Rajmohan Gandhi, the biographer of Gandhi and Sardar Vallabhbhai Patel, said anyone could make a difference.

Speaking on the issue of lynching and the fear of 'gau rakshaks' (cow vigilantes), Gandhi said: "Nothing can be more tragic and sad. Relatives of those who are killed are being interrogated and the ones accused of killing them are not being interrogated."

Still, everyone must work patiently and speak up when given a chance, he said.

"Had Gandhiji and Netaji (Subhas Chandra Bose) been alive, would they have allowed this malice and ill-will to go on?
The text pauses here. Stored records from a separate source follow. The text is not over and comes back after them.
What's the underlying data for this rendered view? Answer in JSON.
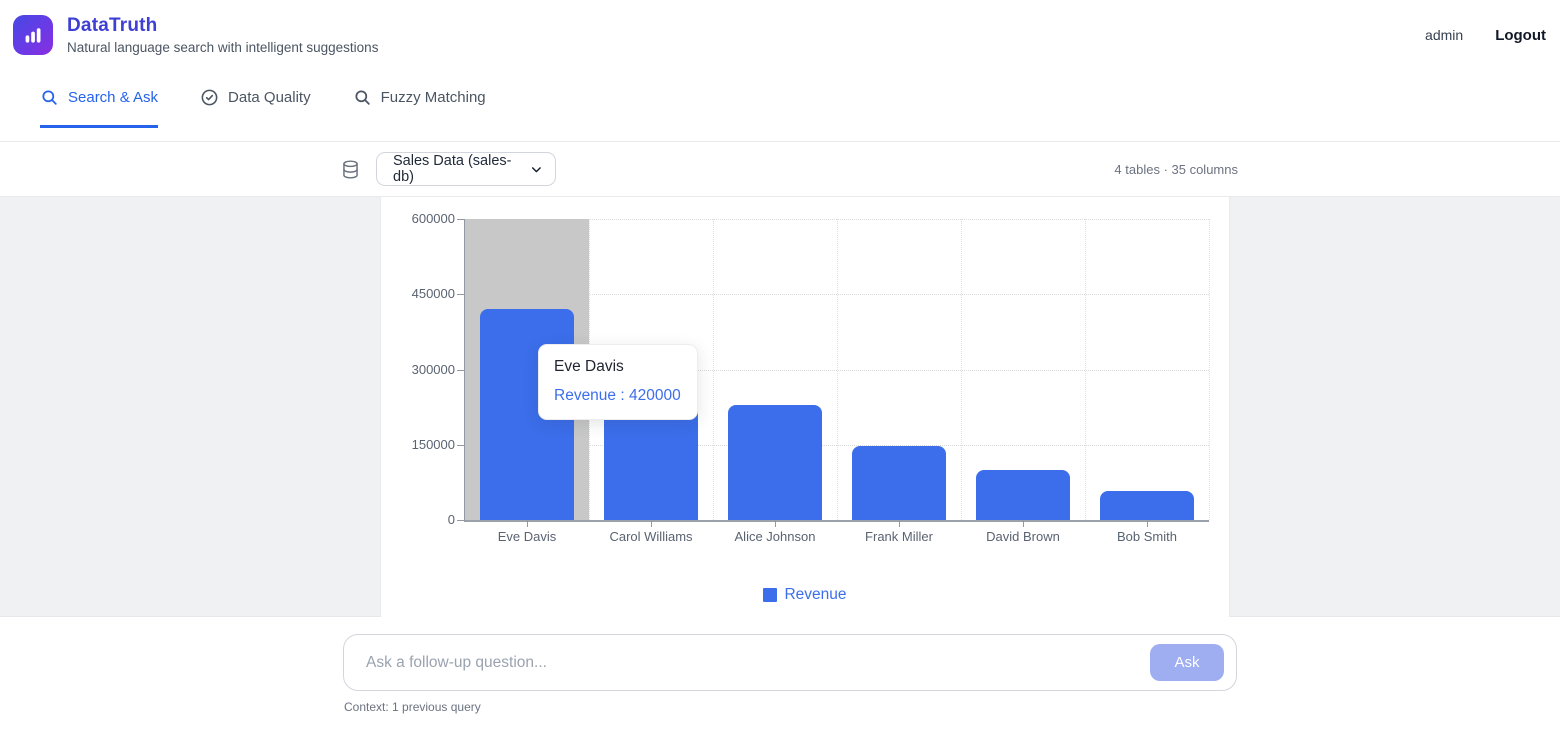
{
  "header": {
    "app_name": "DataTruth",
    "tagline": "Natural language search with intelligent suggestions",
    "user": "admin",
    "logout_label": "Logout"
  },
  "tabs": [
    {
      "label": "Search & Ask",
      "icon": "search-icon",
      "active": true
    },
    {
      "label": "Data Quality",
      "icon": "check-circle-icon",
      "active": false
    },
    {
      "label": "Fuzzy Matching",
      "icon": "search-icon",
      "active": false
    }
  ],
  "toolbar": {
    "icon": "database-icon",
    "dataset_selected": "Sales Data (sales-db)",
    "stats": "4 tables · 35 columns"
  },
  "chart_data": {
    "type": "bar",
    "categories": [
      "Eve Davis",
      "Carol Williams",
      "Alice Johnson",
      "Frank Miller",
      "David Brown",
      "Bob Smith"
    ],
    "series": [
      {
        "name": "Revenue",
        "color": "#3C6EEB",
        "values": [
          420000,
          245000,
          230000,
          147000,
          100000,
          58000
        ]
      }
    ],
    "title": "",
    "xlabel": "",
    "ylabel": "",
    "ylim": [
      0,
      600000
    ],
    "yticks": [
      0,
      150000,
      300000,
      450000,
      600000
    ],
    "grid": "dotted",
    "legend_position": "bottom",
    "highlight_index": 0,
    "tooltip": {
      "label": "Eve Davis",
      "value_text": "Revenue : 420000"
    }
  },
  "footer": {
    "placeholder": "Ask a follow-up question...",
    "ask_label": "Ask",
    "context_note": "Context: 1 previous query"
  },
  "colors": {
    "accent_blue": "#2563eb",
    "bar_blue": "#3C6EEB",
    "brand_indigo": "#3e3fd3",
    "cursor_gray": "#c8c8c8",
    "content_bg": "#f0f1f3"
  }
}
A major reason for the unchecked advance of bigotry today is the silence of most important and influential persons in India," pointed out the man who led the Indian delegation to the UN Human Rights Commission in Geneva in 1990.

Asked about patriotism and the chanting of 'Bharat Mata Ki Jai', Gandhi said: "If patriotism was so easy, that in six seconds one could establish themselves as patriots, then the whole world would have been full of patriots!"

According to him, patriotism is about doing something for the neighbours; it may be someone in the college, in the locality, one's relatives or someone in the family.

Hinting at the Centre's Swachh Bharat Abhiyan (Clean India Campaign), Gandhi said: "Patriotism also means that if one sees some dirt, not just physical dirt (yes remove physical dirt, make India cleaner) but if one sees hatred, anger and injustice, one must remove them. If one makes the country less cruel he is a better patriot."

As Gandhi equated patriotism with loving one's neighbours, he was asked about his views on India-Pakistan relations.

"We should not think of Pakistan as one monolith or homogenous mass of people. One must understand Pakistan is a state with its government and is a nation of many people. Like in India, all Pakistanis are different from one another," he opined.